Sandy Walker, a partner at Fraser Milner Casgrain LLP in Toronto, says the problem with that approach is it gives practitioners no guidance.

"There have been two rejections under the Act and we haven’t seen reasons for either of them. The government has taken particular positions but we don’t really know why. We need to know why they made those rejections. Foreign investors want predictability and certainty."

That said, Walker believes the Canadian government is sensitive to the optics of Potash.

"I think the government will go out of its way to show that Canada does welcome foreign investment in order to counterbalance the perception that the Investment Canada Act is increasingly being politicized," she says. "So I expect it will try to demonstrate that the Potash case was exceptional and that it won’t be held hostage to narrow political interests in future deals that raise the public temperature.

"At the same time, I expect international investors will be watching Canada to gauge the prospects for future investments in potentially sensitive areas or in Canadian icons."
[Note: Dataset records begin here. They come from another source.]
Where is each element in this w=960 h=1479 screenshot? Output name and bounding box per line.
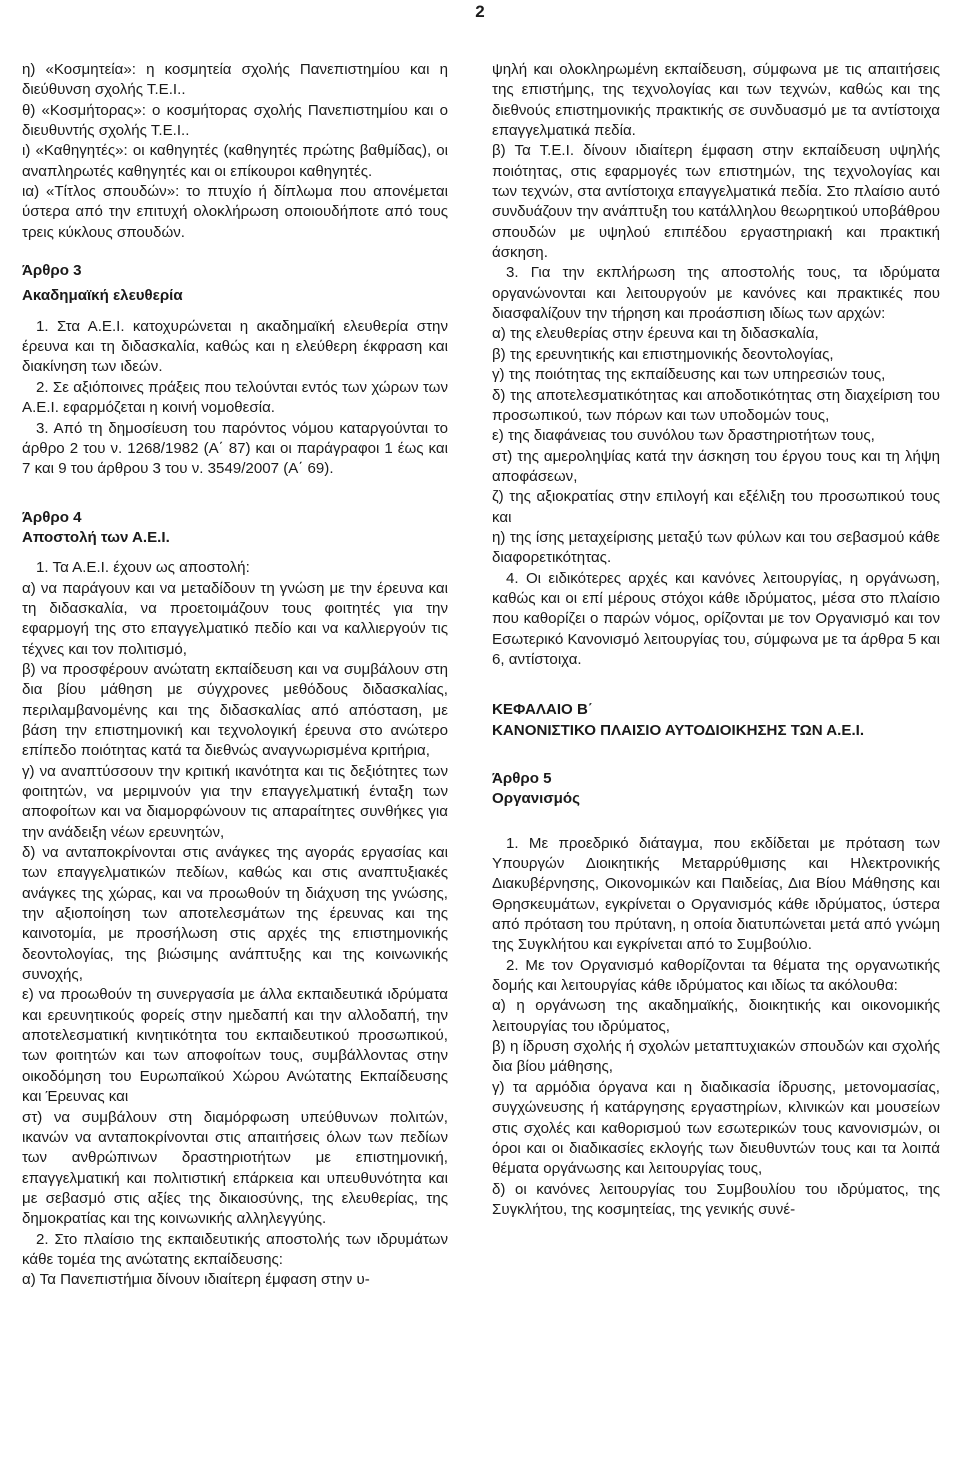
article-4-paragraph: ψηλή και ολοκληρωμένη εκπαίδευση, σύμφωνα με τις απαιτήσεις της επιστήμης, της τεχνολογίας και των τεχνών, καθώς και της διεθνούς επιστημονικής πρακτικής σε συνδυασμό με τα αντίστοιχα επαγγελματικά πεδία. bbox=[492, 61, 940, 140]
article-4-paragraph: στ) να συμβάλουν στη διαμόρφωση υπεύθυνων πολιτών, ικανών να ανταποκρίνονται στις απαιτήσεις όλων των πεδίων των ανθρώπινων δραστηριοτήτων με επιστημονική, επαγγελματική και πολιτιστική επάρκεια και υπευθυνότητα και με σεβασμό στις αξίες της δικαιοσύνης, της ελευθερίας, της δημοκρατίας και της κοινωνικής αλληλεγγύης. bbox=[22, 1108, 448, 1228]
article-5-paragraph: δ) οι κανόνες λειτουργίας του Συμβουλίου του ιδρύματος, της Συγκλήτου, της κοσμητείας, της γενικής συνέ- bbox=[492, 1180, 940, 1218]
article-4-paragraph: α) να παράγουν και να μεταδίδουν τη γνώση με την έρευνα και τη διδασκαλία, να προετοιμάζουν τους φοιτητές για την εφαρμογή της στο επαγγελματικό πεδίο και να καλλιεργούν τις τέχνες και τον πολιτισμό, bbox=[22, 579, 448, 658]
article-5-paragraph: γ) τα αρμόδια όργανα και η διαδικασία ίδρυσης, μετονομασίας, συγχώνευσης ή κατάργησης εργαστηρίων, κλινικών και μουσείων στις σχολές και καθορισμού των εσωτερικών τους κανονισμών, οι όροι και οι διαδικασίες εκλογής των διευθυντών τους και τα λοιπά θέματα οργάνωσης και λειτουργίας τους, bbox=[492, 1078, 940, 1178]
article-4-paragraph: α) Τα Πανεπιστήμια δίνουν ιδιαίτερη έμφαση στην υ- bbox=[22, 1271, 370, 1289]
article-4-paragraph: στ) της αμεροληψίας κατά την άσκηση του έργου τους και τη λήψη αποφάσεων, bbox=[492, 447, 940, 485]
article-4-paragraph: β) να προσφέρουν ανώτατη εκπαίδευση και να συμβάλουν στη δια βίου μάθηση με σύγχρονες μεθόδους διδασκαλίας, περιλαμβανομένης και της διδασκαλίας από απόσταση, με βάση την επιστημονική και τεχνολογική έρευνα στο ανώτερο επίπεδο ποιότητας κατά τα διεθνώς αναγνωρισμένα κριτήρια, bbox=[22, 660, 448, 760]
article-3-number: Άρθρο 3 bbox=[22, 262, 82, 280]
article-3-paragraph: 3. Από τη δημοσίευση του παρόντος νόμου καταργούνται το άρθρο 2 του ν. 1268/1982 (Α΄ 87) και οι παράγραφοι 1 έως και 7 και 9 του άρθρου 3 του ν. 3549/2007 (Α΄ 69). bbox=[22, 419, 448, 478]
article-4-paragraph: δ) της αποτελεσματικότητας και αποδοτικότητας στη διαχείριση του προσωπικού, των πόρων και των υποδομών τους, bbox=[492, 386, 940, 424]
article-4-paragraph: ε) να προωθούν τη συνεργασία με άλλα εκπαιδευτικά ιδρύματα και ερευνητικούς φορείς στην ημεδαπή και την αλλοδαπή, την αποτελεσματική κινητικότητα του εκπαιδευτικού προσωπικού, των φοιτητών και των αποφοίτων τους, συμβάλλοντας στην οικοδόμηση του Ευρωπαϊκού Χώρου Ανώτατης Εκπαίδευσης και Έρευνας και bbox=[22, 986, 448, 1106]
right-column bbox=[492, 60, 940, 1220]
article-4-paragraph: 1. Τα Α.Ε.Ι. έχουν ως αποστολή: bbox=[36, 559, 250, 577]
chapter-title: ΚΑΝΟΝΙΣΤΙΚΟ ΠΛΑΙΣΙΟ ΑΥΤΟΔΙΟΙΚΗΣΗΣ ΤΩΝ Α.Ε.Ι. bbox=[492, 721, 865, 739]
article-4-paragraph: 3. Για την εκπλήρωση της αποστολής τους, τα ιδρύματα οργανώνονται και λειτουργούν με κανόνες και πρακτικές που διασφαλίζουν την τήρηση και προάσπιση ιδίως των αρχών: bbox=[492, 264, 940, 323]
left-column bbox=[22, 60, 448, 1291]
article-4-paragraph: η) της ίσης μεταχείρισης μεταξύ των φύλων και του σεβασμού κάθε διαφορετικότητας. bbox=[492, 528, 940, 567]
definition-item: ι) «Καθηγητές»: οι καθηγητές (καθηγητές πρώτης βαθμίδας), οι αναπληρωτές καθηγητές και οι επίκουροι καθηγητές. bbox=[22, 142, 448, 180]
article-5-paragraph: α) η οργάνωση της ακαδημαϊκής, διοικητικής και οικονομικής λειτουργίας του ιδρύματος, bbox=[492, 997, 940, 1035]
article-5-title: Οργανισμός bbox=[492, 790, 580, 808]
article-5-number: Άρθρο 5 bbox=[492, 770, 552, 787]
article-3-paragraph: 2. Σε αξιόποινες πράξεις που τελούνται εντός των χώρων των Α.Ε.Ι. εφαρμόζεται η κοινή νομοθεσία. bbox=[22, 378, 448, 417]
article-3-paragraph: 1. Στα Α.Ε.Ι. κατοχυρώνεται η ακαδημαϊκή ελευθερία στην έρευνα και τη διδασκαλία, καθώς και η ελεύθερη έκφραση και διακίνηση των ιδεών. bbox=[22, 317, 448, 376]
article-4-title: Αποστολή των Α.Ε.Ι. bbox=[22, 528, 170, 546]
article-5-paragraph: β) η ίδρυση σχολής ή σχολών μεταπτυχιακών σπουδών και σχολής δια βίου μάθησης, bbox=[492, 1038, 940, 1076]
article-3-title: Ακαδημαϊκή ελευθερία bbox=[22, 287, 183, 305]
definition-item: η) «Κοσμητεία»: η κοσμητεία σχολής Πανεπιστημίου και η διεύθυνση σχολής Τ.Ε.Ι.. bbox=[22, 61, 448, 99]
article-4-paragraph: 2. Στο πλαίσιο της εκπαιδευτικής αποστολής των ιδρυμάτων κάθε τομέα της ανώτατης εκπαίδευσης: bbox=[22, 1230, 448, 1268]
article-5-paragraph: 1. Με προεδρικό διάταγμα, που εκδίδεται με πρόταση των Υπουργών Διοικητικής Μεταρρύθμισης και Ηλεκτρονικής Διακυβέρνησης, Οικονομικών και Παιδείας, Δια Βίου Μάθησης και Θρησκευμάτων, εγκρίνεται ο Οργανισμός κάθε ιδρύματος, ύστερα από πρόταση του πρύτανη, η οποία διατυπώνεται μετά από γνώμη της Συγκλήτου και εγκρίνεται από το Συμβούλιο. bbox=[492, 834, 940, 954]
page-number: 2 bbox=[475, 2, 485, 21]
chapter-label: ΚΕΦΑΛΑΙΟ Β΄ bbox=[492, 701, 593, 719]
article-4-paragraph: β) Τα Τ.Ε.Ι. δίνουν ιδιαίτερη έμφαση στην εκπαίδευση υψηλής ποιότητας, στις εφαρμογές των επιστημών, της τεχνολογίας και των τεχνών, στα αντίστοιχα επαγγελματικά πεδία. Στο πλαίσιο αυτό συνδυάζουν την ανάπτυξη του κατάλληλου θεωρητικού υποβάθρου σπουδών με υψηλού επιπέδου εργαστηριακή και πρακτική άσκηση. bbox=[492, 142, 940, 262]
article-4-number: Άρθρο 4 bbox=[22, 508, 82, 526]
article-4-paragraph: 4. Οι ειδικότερες αρχές και κανόνες λειτουργίας, η οργάνωση, καθώς και οι επί μέρους στόχοι κάθε ιδρύματος, μέσα στο πλαίσιο που καθορίζει ο παρών νόμος, ορίζονται με τον Οργανισμό και τον Εσωτερικό Κανονισμό λειτουργίας του, σύμφωνα με τα άρθρα 5 και 6, αντίστοιχα. bbox=[492, 569, 940, 668]
article-5-paragraph: 2. Με τον Οργανισμό καθορίζονται τα θέματα της οργανωτικής δομής και λειτουργίας κάθε ιδρύματος και ιδίως τα ακόλουθα: bbox=[492, 956, 940, 995]
definition-item: θ) «Κοσμήτορας»: ο κοσμήτορας σχολής Πανεπιστημίου και ο διευθυντής σχολής Τ.Ε.Ι.. bbox=[22, 101, 448, 140]
article-4-paragraph: α) της ελευθερίας στην έρευνα και τη διδασκαλία, bbox=[492, 325, 819, 343]
article-4-paragraph: β) της ερευνητικής και επιστημονικής δεοντολογίας, bbox=[492, 345, 834, 363]
article-4-paragraph: γ) της ποιότητας της εκπαίδευσης και των υπηρεσιών τους, bbox=[492, 366, 886, 384]
article-4-paragraph: δ) να ανταποκρίνονται στις ανάγκες της αγοράς εργασίας και των επαγγελματικών πεδίων, καθώς και στις αναπτυξιακές ανάγκες της χώρας, και να προωθούν τη διάχυση της γνώσης, την αξιοποίηση των αποτελεσμάτων της έρευνας και της καινοτομία, με προσήλωση στις αρχές της επιστημονικής δεοντολογίας, της βιώσιμης ανάπτυξης και της κοινωνικής συνοχής, bbox=[22, 844, 448, 984]
article-4-paragraph: ζ) της αξιοκρατίας στην επιλογή και εξέλιξη του προσωπικού τους και bbox=[492, 488, 940, 526]
definition-item: ια) «Τίτλος σπουδών»: το πτυχίο ή δίπλωμα που απονέμεται ύστερα από την επιτυχή ολοκλήρωση οποιουδήποτε από τους τρεις κύκλους σπουδών. bbox=[22, 183, 448, 241]
article-4-paragraph: γ) να αναπτύσσουν την κριτική ικανότητα και τις δεξιότητες των φοιτητών, να μεριμνούν για την επαγγελματική ένταξη των αποφοίτων και να διαμορφώνουν τις απαραίτητες συνθήκες για την ανάδειξη νέων ερευνητών, bbox=[22, 762, 448, 841]
article-4-paragraph: ε) της διαφάνειας του συνόλου των δραστηριοτήτων τους, bbox=[492, 427, 875, 445]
Kevin Thomson of Davies Ward says if there’s one takeaway for US lawyers it’s to be sensitive to local nuances.

"What BHP has highlighted is it certainly is the case that for a transaction that is of significant size and scale, the Investment Canada process can quickly become politicized," he says. "What that means is that American buyers and their advisers have no reason to be unduly concerned with the prospect of receiving Investment Canada approval, provided that they are sensitive in the way in which they approach the government and regulatory approval process."

Sandra Rubin is a freelance legal affairs writer.